On Thursday, Pulitzer Prize-winning business writer David Cay Johnston wrote an editorial laying out the hard truth for Treasury Secretary Steven Mnuchin: he has no legal choice but to hand over President Donald Trump's tax returns to Congress. The law says he must.
"The reason will no doubt surprise those who think Trump can thumb his nose at the law governing Congressional access to anyone's tax returns, including his," wrote Johnston. "It will for sure shock Trump, who claims that 'the law is 100 percent on my side.'"
But not so: "Under Section 6103 of our tax code, Treasury officials 'shall' turn over the tax returns 'upon written request' of the chair of either Congressional tax committee or the federal employee who runs the Congressional Joint Committee on Taxation. No request has ever been refused, a host of former Congressional tax aides tell me."

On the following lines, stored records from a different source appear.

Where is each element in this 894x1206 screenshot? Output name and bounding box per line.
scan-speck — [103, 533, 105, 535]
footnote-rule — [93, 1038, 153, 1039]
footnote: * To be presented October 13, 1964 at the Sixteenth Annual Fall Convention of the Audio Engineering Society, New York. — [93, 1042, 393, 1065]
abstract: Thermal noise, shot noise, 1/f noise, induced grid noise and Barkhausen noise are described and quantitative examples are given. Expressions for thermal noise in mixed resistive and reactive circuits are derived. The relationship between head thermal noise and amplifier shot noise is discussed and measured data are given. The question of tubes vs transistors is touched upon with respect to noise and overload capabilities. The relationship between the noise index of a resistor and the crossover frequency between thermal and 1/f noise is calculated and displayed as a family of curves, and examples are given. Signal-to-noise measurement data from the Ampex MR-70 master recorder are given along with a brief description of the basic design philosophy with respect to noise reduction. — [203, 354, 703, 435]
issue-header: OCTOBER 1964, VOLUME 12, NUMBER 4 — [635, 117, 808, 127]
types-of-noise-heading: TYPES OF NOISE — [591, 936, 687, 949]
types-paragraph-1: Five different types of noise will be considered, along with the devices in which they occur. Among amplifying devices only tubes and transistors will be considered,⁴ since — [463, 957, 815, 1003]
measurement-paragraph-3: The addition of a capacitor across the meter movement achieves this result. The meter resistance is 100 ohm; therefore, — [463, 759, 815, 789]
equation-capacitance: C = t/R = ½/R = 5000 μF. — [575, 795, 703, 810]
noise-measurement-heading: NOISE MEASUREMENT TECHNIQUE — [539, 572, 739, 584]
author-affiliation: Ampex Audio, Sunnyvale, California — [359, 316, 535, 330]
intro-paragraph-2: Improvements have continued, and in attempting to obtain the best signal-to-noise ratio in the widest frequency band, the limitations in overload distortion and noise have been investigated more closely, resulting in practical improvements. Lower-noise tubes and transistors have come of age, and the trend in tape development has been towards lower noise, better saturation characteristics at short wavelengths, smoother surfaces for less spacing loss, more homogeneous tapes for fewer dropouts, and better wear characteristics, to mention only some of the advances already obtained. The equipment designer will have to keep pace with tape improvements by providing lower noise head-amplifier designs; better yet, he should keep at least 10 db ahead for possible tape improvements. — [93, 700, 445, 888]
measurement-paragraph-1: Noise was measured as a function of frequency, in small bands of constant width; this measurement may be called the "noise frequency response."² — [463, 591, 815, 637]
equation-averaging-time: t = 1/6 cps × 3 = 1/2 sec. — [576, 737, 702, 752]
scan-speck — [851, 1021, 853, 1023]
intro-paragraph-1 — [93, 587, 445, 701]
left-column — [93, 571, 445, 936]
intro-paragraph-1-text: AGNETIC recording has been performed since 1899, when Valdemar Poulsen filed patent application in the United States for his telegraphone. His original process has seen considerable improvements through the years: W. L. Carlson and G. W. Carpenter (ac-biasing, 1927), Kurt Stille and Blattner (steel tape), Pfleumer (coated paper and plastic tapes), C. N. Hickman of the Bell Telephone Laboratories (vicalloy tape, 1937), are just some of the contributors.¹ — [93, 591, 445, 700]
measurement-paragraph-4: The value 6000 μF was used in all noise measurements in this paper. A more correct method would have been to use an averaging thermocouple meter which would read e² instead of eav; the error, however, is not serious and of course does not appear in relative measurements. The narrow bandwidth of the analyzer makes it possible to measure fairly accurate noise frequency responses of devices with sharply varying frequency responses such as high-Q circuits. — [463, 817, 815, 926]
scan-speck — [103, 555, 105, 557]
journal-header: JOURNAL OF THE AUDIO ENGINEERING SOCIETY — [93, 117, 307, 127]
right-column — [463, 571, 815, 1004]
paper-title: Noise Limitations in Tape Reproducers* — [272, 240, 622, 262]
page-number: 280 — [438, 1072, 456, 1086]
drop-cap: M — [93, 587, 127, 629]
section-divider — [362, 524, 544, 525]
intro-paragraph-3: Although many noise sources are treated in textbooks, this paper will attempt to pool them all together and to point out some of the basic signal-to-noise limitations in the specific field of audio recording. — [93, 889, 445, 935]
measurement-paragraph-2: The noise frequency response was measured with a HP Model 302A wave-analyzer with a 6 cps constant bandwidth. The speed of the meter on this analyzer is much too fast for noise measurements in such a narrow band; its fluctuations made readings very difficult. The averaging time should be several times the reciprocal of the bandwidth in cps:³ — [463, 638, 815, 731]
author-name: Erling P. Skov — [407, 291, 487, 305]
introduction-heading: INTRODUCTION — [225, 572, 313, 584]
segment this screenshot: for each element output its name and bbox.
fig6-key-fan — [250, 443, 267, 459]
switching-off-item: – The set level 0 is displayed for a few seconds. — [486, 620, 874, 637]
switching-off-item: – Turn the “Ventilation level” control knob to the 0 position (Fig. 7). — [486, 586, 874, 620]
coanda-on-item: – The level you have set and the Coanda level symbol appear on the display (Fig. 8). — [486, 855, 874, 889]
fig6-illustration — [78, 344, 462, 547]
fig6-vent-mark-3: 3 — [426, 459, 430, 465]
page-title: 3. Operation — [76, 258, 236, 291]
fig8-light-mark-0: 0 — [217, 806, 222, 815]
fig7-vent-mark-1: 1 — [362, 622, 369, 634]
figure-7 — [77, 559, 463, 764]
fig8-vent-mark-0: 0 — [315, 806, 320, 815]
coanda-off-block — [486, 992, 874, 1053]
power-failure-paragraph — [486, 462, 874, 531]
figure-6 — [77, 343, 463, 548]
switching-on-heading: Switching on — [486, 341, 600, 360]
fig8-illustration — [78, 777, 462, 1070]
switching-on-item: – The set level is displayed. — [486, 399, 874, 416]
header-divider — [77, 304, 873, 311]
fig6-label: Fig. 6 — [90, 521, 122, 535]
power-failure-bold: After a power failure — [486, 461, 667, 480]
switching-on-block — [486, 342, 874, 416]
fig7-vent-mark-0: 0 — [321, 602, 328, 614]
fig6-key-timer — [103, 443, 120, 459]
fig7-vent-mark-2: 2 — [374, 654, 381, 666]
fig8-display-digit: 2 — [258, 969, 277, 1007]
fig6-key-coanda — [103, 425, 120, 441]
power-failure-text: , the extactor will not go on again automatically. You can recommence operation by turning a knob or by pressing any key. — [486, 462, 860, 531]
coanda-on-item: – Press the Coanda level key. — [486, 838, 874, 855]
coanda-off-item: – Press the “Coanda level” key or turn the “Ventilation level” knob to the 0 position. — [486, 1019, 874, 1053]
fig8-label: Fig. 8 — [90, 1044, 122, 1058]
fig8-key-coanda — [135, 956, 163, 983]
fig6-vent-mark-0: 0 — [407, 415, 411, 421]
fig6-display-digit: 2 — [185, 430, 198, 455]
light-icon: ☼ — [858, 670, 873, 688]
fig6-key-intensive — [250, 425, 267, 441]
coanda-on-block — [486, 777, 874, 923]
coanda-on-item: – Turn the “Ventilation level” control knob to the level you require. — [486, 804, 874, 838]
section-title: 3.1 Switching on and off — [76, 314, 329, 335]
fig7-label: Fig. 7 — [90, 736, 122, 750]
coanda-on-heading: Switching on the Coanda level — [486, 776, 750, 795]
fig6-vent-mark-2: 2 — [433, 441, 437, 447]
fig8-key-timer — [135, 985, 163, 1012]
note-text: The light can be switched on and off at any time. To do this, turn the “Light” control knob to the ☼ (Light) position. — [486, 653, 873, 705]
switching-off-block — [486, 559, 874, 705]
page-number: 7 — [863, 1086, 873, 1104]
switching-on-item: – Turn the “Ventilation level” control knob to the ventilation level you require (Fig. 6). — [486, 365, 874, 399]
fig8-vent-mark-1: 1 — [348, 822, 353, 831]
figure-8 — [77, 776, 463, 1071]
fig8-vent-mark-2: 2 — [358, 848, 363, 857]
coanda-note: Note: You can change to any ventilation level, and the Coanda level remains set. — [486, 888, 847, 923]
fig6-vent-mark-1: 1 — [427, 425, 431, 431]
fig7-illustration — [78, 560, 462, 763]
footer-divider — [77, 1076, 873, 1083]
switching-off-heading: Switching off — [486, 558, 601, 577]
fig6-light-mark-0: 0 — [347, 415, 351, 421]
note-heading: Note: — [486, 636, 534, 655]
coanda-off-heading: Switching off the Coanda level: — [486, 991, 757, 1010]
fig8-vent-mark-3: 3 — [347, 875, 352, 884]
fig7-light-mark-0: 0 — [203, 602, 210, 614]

Furthermore, he wrote, there is "a law requiring every federal 'employee' who touches the tax system to do their duty or be removed from office," fined up to $10,000, and imprisoned for up to five years.
When push comes to shove, said Johnston, Mnuchin won't risk it, as removal from office would financially ruin him. IRS commissioner Charles Rettig could lose his law license, as well.
But even if they do comply, said Johnston, they may still have legal problems, thanks to "the provision requiring removal from office for anyone who 'conspires or colludes with any other person.'"
"Mnuchin has acknowledged that Treasury officials talked with White House officials. And Rettig indicated he has spoken with Mnuchin and others at Treasury," concluded Johnston. "How many others were in the loop? Maybe Congressional hearings will tell us."